MEAD OPENS HIS EYES AND SEES several faces looking down at him. Is he lying in a morgue? He checks out the faces in search of his Uncle Martin. He doesn’t want anyone else to embalm him because Mead knows that before his uncle injects formaldehyde into any body, he always performs the two tests of death. The first involves a saucer of water, placed on the chest of the deceased to detect the shiver of a beating heart or a working set of lungs; the second, a rubber band wrapped around a finger, white means go, red means stop. But Mead does not see his uncle; all he sees is the pimply-faced kid with red hair. And Hayley.

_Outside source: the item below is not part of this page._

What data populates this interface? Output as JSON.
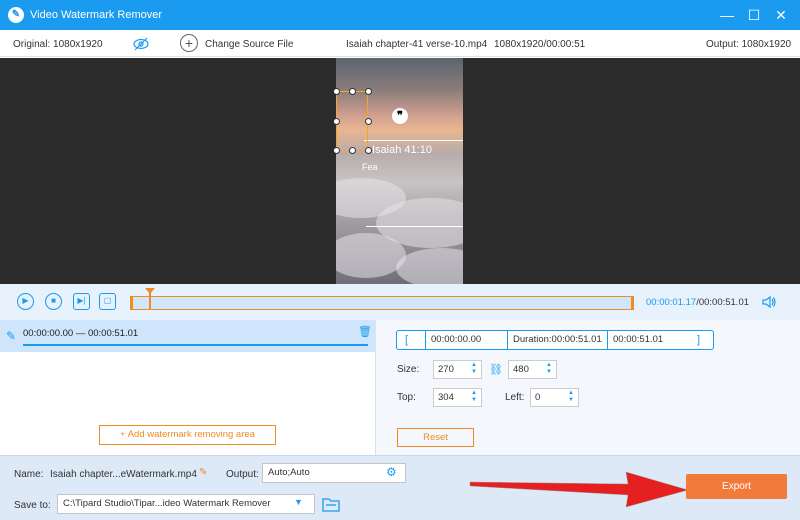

“Theodore,” she says, “are you okay?”
Mead sits up, surprised to find that he is still at the top of the cliff in one piece and not at the bottom in several. “Where’s Herman?”
“Who?” Hayley asks.
“The guy who tried to push me off the cliff just now.” Mead turns to the pimply-faced kid. “You saw him, right? Tall guy? Dark hair?” The pimply kid shakes his head. “But you must have. You were standing right here the whole time.”
The pimply kid looks at Hayley and shrugs.
“No one tried to push you, Theodore. You fainted.”
“But he was here. I saw him.”
Hayley takes hold of Mead’s hand. “Come on, Theodore. Let’s go back to the car. I think you’ve had enough sun.”